Print version ISSN 1020-4989

Abstract

BARRAU, Marie et al. Hospitalized cases of influenza A(H1N1)pdm09 in the French territories of the Americas, July 2009-March 2010. Rev Panam Salud Publica [online]. 2012, vol.32, n.2, pp. 124-130. ISSN 1020-4989.  http://dx.doi.org/10.1590/S1020-49892012000800006.

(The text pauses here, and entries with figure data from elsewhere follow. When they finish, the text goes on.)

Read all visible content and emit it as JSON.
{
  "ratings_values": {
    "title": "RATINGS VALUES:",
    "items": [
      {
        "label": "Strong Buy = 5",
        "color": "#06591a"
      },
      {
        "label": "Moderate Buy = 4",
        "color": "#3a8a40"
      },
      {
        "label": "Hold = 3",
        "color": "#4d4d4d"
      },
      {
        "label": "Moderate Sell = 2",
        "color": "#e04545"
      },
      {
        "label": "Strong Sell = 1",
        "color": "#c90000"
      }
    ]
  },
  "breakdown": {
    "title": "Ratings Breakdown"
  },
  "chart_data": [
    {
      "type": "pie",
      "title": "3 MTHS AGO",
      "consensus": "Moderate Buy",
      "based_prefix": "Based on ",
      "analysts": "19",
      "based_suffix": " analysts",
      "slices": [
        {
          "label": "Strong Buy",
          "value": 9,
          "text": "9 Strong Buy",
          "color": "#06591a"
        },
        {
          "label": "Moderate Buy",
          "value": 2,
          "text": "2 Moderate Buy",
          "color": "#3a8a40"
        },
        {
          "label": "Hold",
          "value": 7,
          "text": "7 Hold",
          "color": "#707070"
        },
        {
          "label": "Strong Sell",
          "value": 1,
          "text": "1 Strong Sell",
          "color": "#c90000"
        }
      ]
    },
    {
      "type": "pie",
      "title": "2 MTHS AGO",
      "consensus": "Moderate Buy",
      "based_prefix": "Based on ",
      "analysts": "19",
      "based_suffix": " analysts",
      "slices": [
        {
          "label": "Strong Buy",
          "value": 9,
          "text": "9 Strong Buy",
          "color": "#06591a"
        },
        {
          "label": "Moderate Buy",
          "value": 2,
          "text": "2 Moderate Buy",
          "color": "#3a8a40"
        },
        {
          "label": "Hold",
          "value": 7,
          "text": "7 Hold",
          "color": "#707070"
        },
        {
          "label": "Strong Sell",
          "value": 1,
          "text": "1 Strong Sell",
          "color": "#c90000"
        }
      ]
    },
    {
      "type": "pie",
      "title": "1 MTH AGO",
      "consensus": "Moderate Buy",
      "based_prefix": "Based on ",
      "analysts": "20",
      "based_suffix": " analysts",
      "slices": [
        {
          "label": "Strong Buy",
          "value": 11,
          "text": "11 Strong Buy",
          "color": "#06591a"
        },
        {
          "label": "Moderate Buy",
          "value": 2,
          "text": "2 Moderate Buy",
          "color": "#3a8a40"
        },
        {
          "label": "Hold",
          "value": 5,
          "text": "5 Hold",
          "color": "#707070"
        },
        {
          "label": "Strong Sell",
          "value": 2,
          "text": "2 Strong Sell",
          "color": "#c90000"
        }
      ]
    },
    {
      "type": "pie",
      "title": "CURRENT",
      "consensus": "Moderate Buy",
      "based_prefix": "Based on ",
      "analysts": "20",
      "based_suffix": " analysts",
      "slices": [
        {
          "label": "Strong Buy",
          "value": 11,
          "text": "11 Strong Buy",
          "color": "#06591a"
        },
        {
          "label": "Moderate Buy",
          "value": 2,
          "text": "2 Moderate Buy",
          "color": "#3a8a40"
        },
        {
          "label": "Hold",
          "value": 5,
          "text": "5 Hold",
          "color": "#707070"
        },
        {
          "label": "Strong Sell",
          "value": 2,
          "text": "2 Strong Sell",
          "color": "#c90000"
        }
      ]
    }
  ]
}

OBJECTIVE: To describe the methodology used for implementing a surveillance system specifically for influenza A(H1N1)pdm09 in the French West Indies and French Guiana during an outbreak of this new virus in 2009-2010, and to report its main results. METHODS: This was an observational descriptive study of confirmed and probable cases of influenza A(H1N1)pdm09 hospitalized for at least 24 hours in 23 July 2009-3 March 2010. Reverse transcription polymerase chain reaction was performed on nasopharyngeal swab samples according to the Centers for Disease Control and Prevention protocol. A probable case was defined as fever > 38ºC or aches or asthenia with respiratory symptoms (cough or dyspnea). All confirmed and probable hospitalized cases were reported, along with patient's age, sex, clinical condition at admission, place and length of hospitalization, antiviral treatment, underlying conditions, complications, and clinical evolution. A case was classified as severe if respiratory assistance or intensive care was required or if death resulted. RESULTS: A total of 331 confirmed and 16 probable cases were hospitalized, with a hospitalization rate ranging from 4.3 per 1 000 clinical cases in Saint Martin to 10.3 in French Guiana. Of these, 36 were severe, and subsequently, 10 were fatal. The median length of stay was 4 days for non-severe cases and 9 days for severe (P < 0.05). The mean patient age was 21 years, and severe cases were significantly older than non-severe (mean: 38 years versus 19 years, P < 0.05). Underlying conditions associated with a higher risk of severity were 65 years of age or more (RR = 7.5, 95%CI = 4.2-13.3), diabetes (RR = 3.7, 95%CI = 1.5-9.4), cardiac insufficiency (RR = 8.4, 95%CI = 5.2-13.6), and morbid obesity (RR = 4.4, 95%CI = 1.8-10.4). Patients who received antiviral treatment within 2 days of symptom onset had shorter hospital stays (mean: 4 days versus 6.5 days, P < 0.05), and the illness tended to become less severe (11.1% versus 19.0%, P = 0.13). CONCLUSIONS: Active research of hospitalized cases enabled almost exhaustive surveillance. The pandemic's hospitalization rates and lethality were more moderate than expected. Some previously known underlying conditions of severity were confirmed during this outbreak. Furthermore, these results show the validity of early antiviral treatment.

Keywords : Influenza A virus, H1N1 subtype; epidemiological surveillance; sentinel surveillance; epidemiologic methods; virus diseases; French Guiana; Guadeloupe; Martinique; West Indies.